Regardless which mechnism you pick, it does create a weird situation: conceptually unpriv user objects (processes, files, cgroups, …) are owned by UIDs that are under user control, but without this UID-UID ownership being directly known to the kernel. IOW: the only way to interact with those objects without privs is for the user to go through namespacing similar to how they were originally created. If user code tries to interact with them without going through userns, these objects will appear…
…as foreign UID owned.
(Well, handling of processes is slightly less complex than files/cgroups here, since during their runtime they retain attachment to the userns they where created with, and that userns remains owned by the user's UID, which gives it magic powers. But files and cgroups don't work that way: file system objects "at rest" retain no binding to the userns, and thus no such magic powers from the original user's UID remains)

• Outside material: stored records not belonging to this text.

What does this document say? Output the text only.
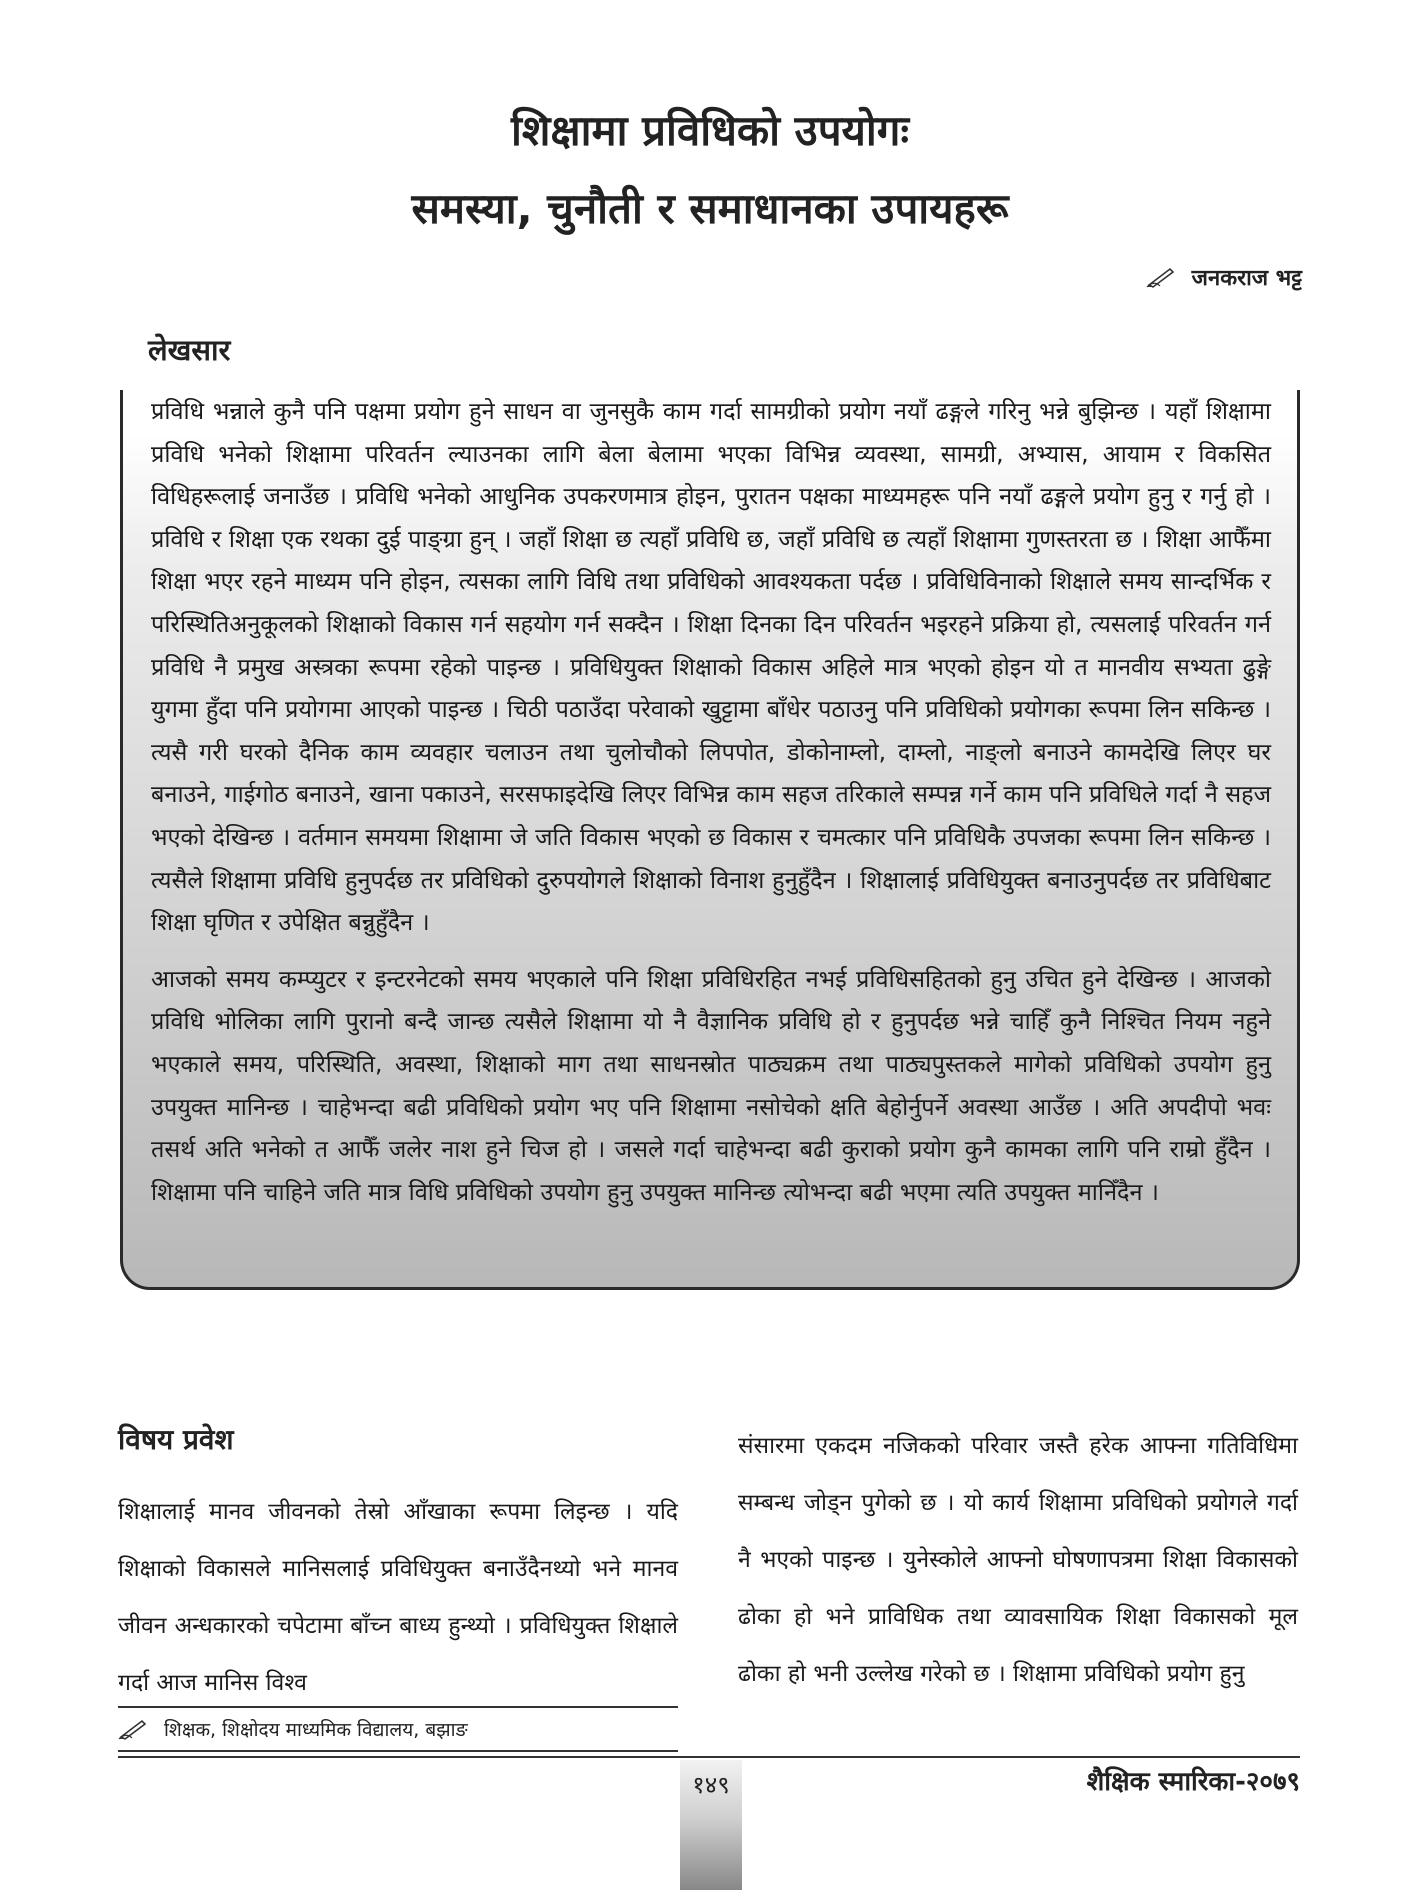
शिक्षामा प्रविधिको उपयोगः
समस्या, चुनौती र समाधानका उपायहरू
जनकराज भट्ट
लेखसार

प्रविधि भन्नाले कुनै पनि पक्षमा प्रयोग हुने साधन वा जुनसुकै काम गर्दा सामग्रीको प्रयोग नयाँ ढङ्गले गरिनु भन्ने बुझिन्छ । यहाँ शिक्षामा प्रविधि भनेको शिक्षामा परिवर्तन ल्याउनका लागि बेला बेलामा भएका विभिन्न व्यवस्था, सामग्री, अभ्यास, आयाम र विकसित विधिहरूलाई जनाउँछ । प्रविधि भनेको आधुनिक उपकरणमात्र होइन, पुरातन पक्षका माध्यमहरू पनि नयाँ ढङ्गले प्रयोग हुनु र गर्नु हो । प्रविधि र शिक्षा एक रथका दुई पाङ्ग्रा हुन् । जहाँ शिक्षा छ त्यहाँ प्रविधि छ, जहाँ प्रविधि छ त्यहाँ शिक्षामा गुणस्तरता छ । शिक्षा आफैँमा शिक्षा भएर रहने माध्यम पनि होइन, त्यसका लागि विधि तथा प्रविधिको आवश्यकता पर्दछ । प्रविधिविनाको शिक्षाले समय सान्दर्भिक र परिस्थितिअनुकूलको शिक्षाको विकास गर्न सहयोग गर्न सक्दैन । शिक्षा दिनका दिन परिवर्तन भइरहने प्रक्रिया हो, त्यसलाई परिवर्तन गर्न प्रविधि नै प्रमुख अस्त्रका रूपमा रहेको पाइन्छ । प्रविधियुक्त शिक्षाको विकास अहिले मात्र भएको होइन यो त मानवीय सभ्यता ढुङ्गे युगमा हुँदा पनि प्रयोगमा आएको पाइन्छ । चिठी पठाउँदा परेवाको खुट्टामा बाँधेर पठाउनु पनि प्रविधिको प्रयोगका रूपमा लिन सकिन्छ । त्यसै गरी घरको दैनिक काम व्यवहार चलाउन तथा चुलोचौको लिपपोत, डोकोनाम्लो, दाम्लो, नाङ्लो बनाउने कामदेखि लिएर घर बनाउने, गाईगोठ बनाउने, खाना पकाउने, सरसफाइदेखि लिएर विभिन्न काम सहज तरिकाले सम्पन्न गर्ने काम पनि प्रविधिले गर्दा नै सहज भएको देखिन्छ । वर्तमान समयमा शिक्षामा जे जति विकास भएको छ विकास र चमत्कार पनि प्रविधिकै उपजका रूपमा लिन सकिन्छ । त्यसैले शिक्षामा प्रविधि हुनुपर्दछ तर प्रविधिको दुरुपयोगले शिक्षाको विनाश हुनुहुँदैन । शिक्षालाई प्रविधियुक्त बनाउनुपर्दछ तर प्रविधिबाट शिक्षा घृणित र उपेक्षित बन्नुहुँदैन ।

आजको समय कम्प्युटर र इन्टरनेटको समय भएकाले पनि शिक्षा प्रविधिरहित नभई प्रविधिसहितको हुनु उचित हुने देखिन्छ । आजको प्रविधि भोलिका लागि पुरानो बन्दै जान्छ त्यसैले शिक्षामा यो नै वैज्ञानिक प्रविधि हो र हुनुपर्दछ भन्ने चाहिँ कुनै निश्चित नियम नहुने भएकाले समय, परिस्थिति, अवस्था, शिक्षाको माग तथा साधनस्रोत पाठ्यक्रम तथा पाठ्यपुस्तकले मागेको प्रविधिको उपयोग हुनु उपयुक्त मानिन्छ । चाहेभन्दा बढी प्रविधिको प्रयोग भए पनि शिक्षामा नसोचेको क्षति बेहोर्नुपर्ने अवस्था आउँछ । अति अपदीपो भवः तसर्थ अति भनेको त आफैँ जलेर नाश हुने चिज हो । जसले गर्दा चाहेभन्दा बढी कुराको प्रयोग कुनै कामका लागि पनि राम्रो हुँदैन । शिक्षामा पनि चाहिने जति मात्र विधि प्रविधिको उपयोग हुनु उपयुक्त मानिन्छ त्योभन्दा बढी भएमा त्यति उपयुक्त मानिँदैन ।

विषय प्रवेश

शिक्षालाई मानव जीवनको तेस्रो आँखाका रूपमा लिइन्छ । यदि शिक्षाको विकासले मानिसलाई प्रविधियुक्त बनाउँदैनथ्यो भने मानव जीवन अन्धकारको चपेटामा बाँच्न बाध्य हुन्थ्यो । प्रविधियुक्त शिक्षाले गर्दा आज मानिस विश्व

संसारमा एकदम नजिकको परिवार जस्तै हरेक आफ्ना गतिविधिमा सम्बन्ध जोड्न पुगेको छ । यो कार्य शिक्षामा प्रविधिको प्रयोगले गर्दा नै भएको पाइन्छ । युनेस्कोले आफ्नो घोषणापत्रमा शिक्षा विकासको ढोका हो भने प्राविधिक तथा व्यावसायिक शिक्षा विकासको मूल ढोका हो भनी उल्लेख गरेको छ । शिक्षामा प्रविधिको प्रयोग हुनु

शिक्षक, शिक्षोदय माध्यमिक विद्यालय, बझाङ
१४९	शैक्षिक स्मारिका-२०७९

For systemd this all creates various challenges. One specifically is what this episode is about: there's a per-user service manager for each user, and it manages cgroups. When invoking a userns based container, it makes sense to delegate a cgroup to it, so that the container has all it needs to boot a full blown systemd inside. Delegation means assigning ownership of the cgroup to the UID range used for the userns. But this then means that the per-user service manager…
…will lack the privs to clean up the cgroup delegated to the container, since after all it just runs under the user's UID, but it has no knowledge of the userns or its mappings created by the container manager.
And this is a problem for robustness: it means that the container executor has to carefully clean up after itself, and never leave cgroups around, because unlike almost all other resources, the service manager managing that container executor is unable to clean up after it.
I ran into this problem quite frequently while hacking on nspawn and other userns related code: when my unpriv code died due to some bug I ended up with cgroups in the user's cgroup hierarchy that the per-user service manager couldn't clean up anymore, thus creating something of a DoS scenario.
With systemd v258 this changes a bit. The per-system service manager gained an IPC call that the per-user service manager can call, requesting it to clean up such cgroups for it. The per-system service…
…manager runs privileged after all, and thus can do this.
Of course, the per-system service manager carefully validates the caller's credentials, and verifies that it delegated the cgroup to the caller in the first place. If that checks out, it will remove any subgroup requested, regardless by which UID it owns.
All of this is mostly transparent to services btw: if your code delegates a cgroup to other UIDs, and your service dies it will now be cleaned up no matter what.
That said, the D-Bus method call RemoveSubgroupFromUnit() that is behind this is actually available to clients too, which even allows just removing parts of a delegated subtree, instead of the whole thing.
Moreover, there's a related call KillUnitSubgroup() will allows killing processes in a delegated cgroup subtree, too, for similar reasons and usecases.